To answer the main question this blog proposes, I don't think it's really even a food addiction problem, I think it's a problem with food restriction. And "The DSM-V committee that focused on addiction declined to add “food addiction” as a recognized mental illness stated that there is not definitive evidence for its addiction." (source).
The messaging of food addiction resonates with so many people because it’s a fear-based message that states you cannot be trusted around food and therefore, you must abstain from certain foods. However, this places further restriction on those that may already be suffering with disordered eating behaviors.
I believe that food restriction creates the addiction, and less food diversity coupled with a diet high in ultra-processed foods creates an 'addiction' mindset as well. Without food restriction and with more diet diversity, there is no scarcity, and with no scarcity comes food freedom and with that, comes less psychological distress around food and food choices.

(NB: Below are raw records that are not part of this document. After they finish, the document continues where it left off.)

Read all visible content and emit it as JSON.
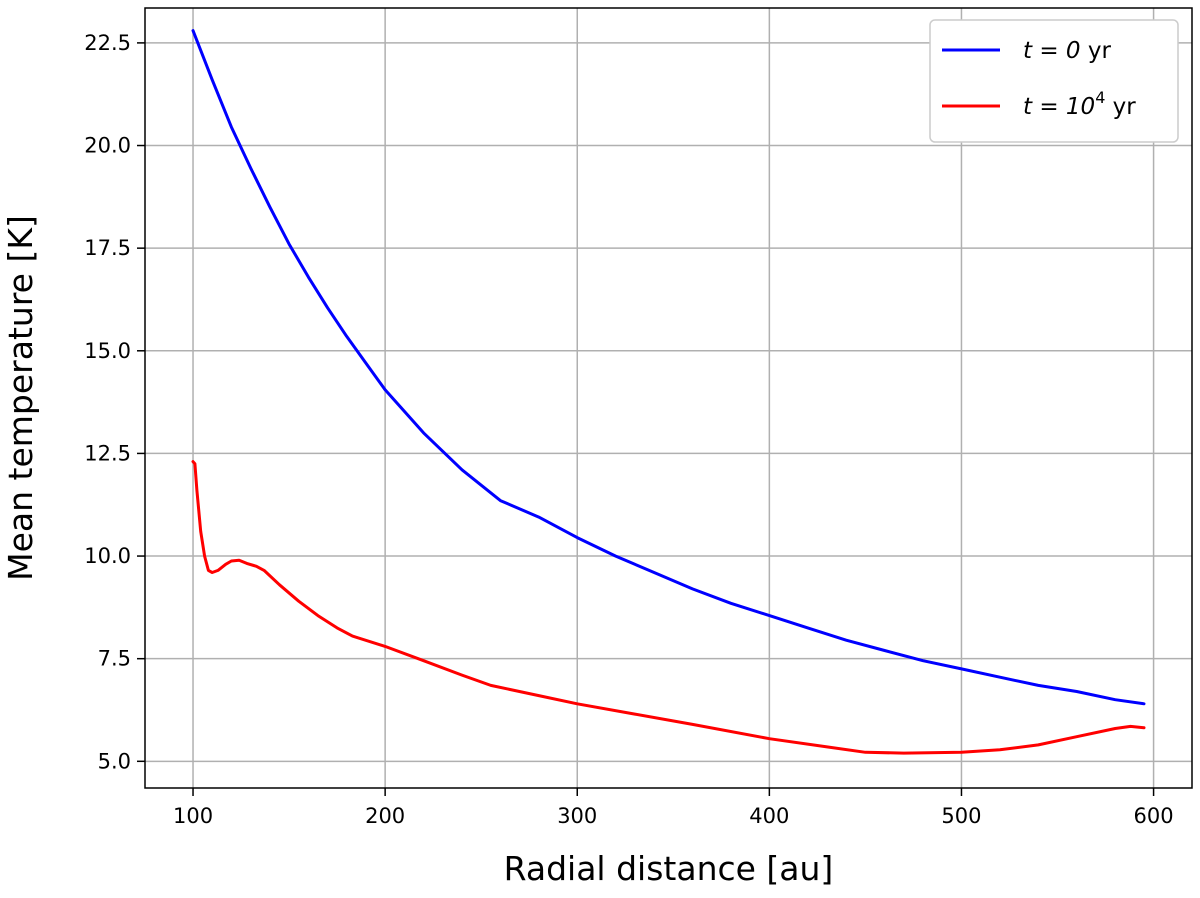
{
  "chart_data": {
    "type": "line",
    "title": "",
    "xlabel": "Radial distance [au]",
    "ylabel": "Mean temperature [K]",
    "xlim": [
      75,
      620
    ],
    "ylim": [
      4.35,
      23.35
    ],
    "xticks": [
      100,
      200,
      300,
      400,
      500,
      600
    ],
    "xtick_labels": [
      "100",
      "200",
      "300",
      "400",
      "500",
      "600"
    ],
    "yticks": [
      5.0,
      7.5,
      10.0,
      12.5,
      15.0,
      17.5,
      20.0,
      22.5
    ],
    "ytick_labels": [
      "5.0",
      "7.5",
      "10.0",
      "12.5",
      "15.0",
      "17.5",
      "20.0",
      "22.5"
    ],
    "grid": true,
    "legend_position": "top-right",
    "series": [
      {
        "name_main": "t = 0",
        "name_unit": " yr",
        "color": "#0000ff",
        "x": [
          100,
          110,
          120,
          130,
          140,
          150,
          160,
          170,
          180,
          190,
          200,
          220,
          240,
          260,
          280,
          300,
          320,
          340,
          360,
          380,
          400,
          420,
          440,
          460,
          480,
          500,
          520,
          540,
          560,
          580,
          595
        ],
        "y": [
          22.8,
          21.6,
          20.45,
          19.45,
          18.5,
          17.6,
          16.8,
          16.05,
          15.35,
          14.7,
          14.05,
          13.0,
          12.1,
          11.35,
          10.95,
          10.45,
          10.0,
          9.6,
          9.2,
          8.85,
          8.55,
          8.25,
          7.95,
          7.7,
          7.45,
          7.25,
          7.05,
          6.85,
          6.7,
          6.5,
          6.4
        ]
      },
      {
        "name_main": "t = 10",
        "name_sup": "4",
        "name_unit": " yr",
        "color": "#ff0000",
        "x": [
          100,
          101,
          102,
          104,
          106,
          108,
          110,
          113,
          117,
          120,
          124,
          128,
          133,
          137,
          145,
          155,
          165,
          175,
          183,
          200,
          220,
          240,
          255,
          280,
          300,
          330,
          360,
          400,
          430,
          450,
          470,
          500,
          520,
          540,
          560,
          580,
          588,
          595
        ],
        "y": [
          12.3,
          12.25,
          11.6,
          10.6,
          10.0,
          9.65,
          9.6,
          9.65,
          9.8,
          9.88,
          9.9,
          9.82,
          9.75,
          9.65,
          9.3,
          8.9,
          8.55,
          8.25,
          8.05,
          7.8,
          7.45,
          7.1,
          6.85,
          6.6,
          6.4,
          6.15,
          5.9,
          5.55,
          5.35,
          5.22,
          5.2,
          5.22,
          5.28,
          5.4,
          5.6,
          5.8,
          5.85,
          5.82
        ]
      }
    ]
  }
}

Restriction can cause us to hyper-focus on the very things we are forbidding and ultimately, we can associate these forbidden foods with negativity and morality --> 'If I eat this then I'm bad'. So, if we place morality on foods and believe that we become out of control around certain foods, this further perpetuates restriction of those foods.
This makes treatment for food addiction so much harder because we need food to survive but someone who is addicted to heroin definitely doesn’t need that to survive. So, people with food addiction must continue to expose themselves to and consume the very thing they claim they are addicted to in hopes of not ‘relapsing’ and finding their version of recovery and a healthy relationship with food.

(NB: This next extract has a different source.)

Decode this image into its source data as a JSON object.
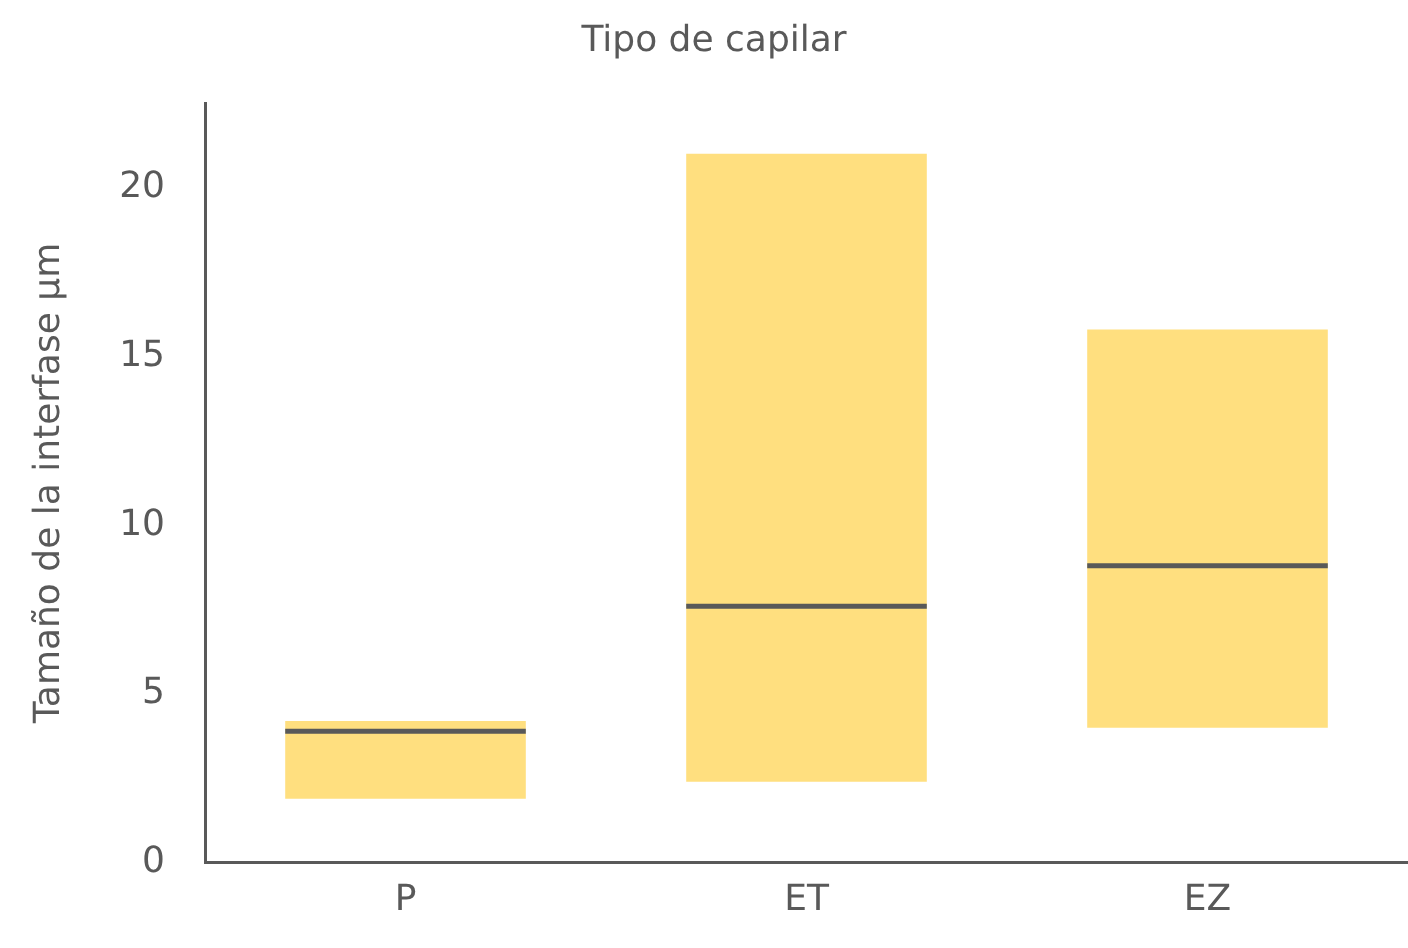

I believe that food addiction and food restriction should be explained and discussed with patients and clients. This can help people better understand the neurological and biological responses and motives towards food. In understanding this, people can then recognize patterns and habits they have around their food choices and learn to bend their own food rules and give themselves more permission and grace when it comes to improving their relationship with food.
Healing your relationship with food should not be centered around food control and body modification, it’s about body acceptance. People need to heal from the physical and psychological deprivation. “You can’t have eating disorder recovery and weight management” at the same time, says Christy Harrison.
Those with disordered eating need to give themselves permission to eat in order to restore nutrients, balance hormones, and eliminate the food obsession developed after restriction and dieting. The feeling of food addiction can and will dissipate overtime.
Food is meant to be pleasurable, nourishing and life-sustaining.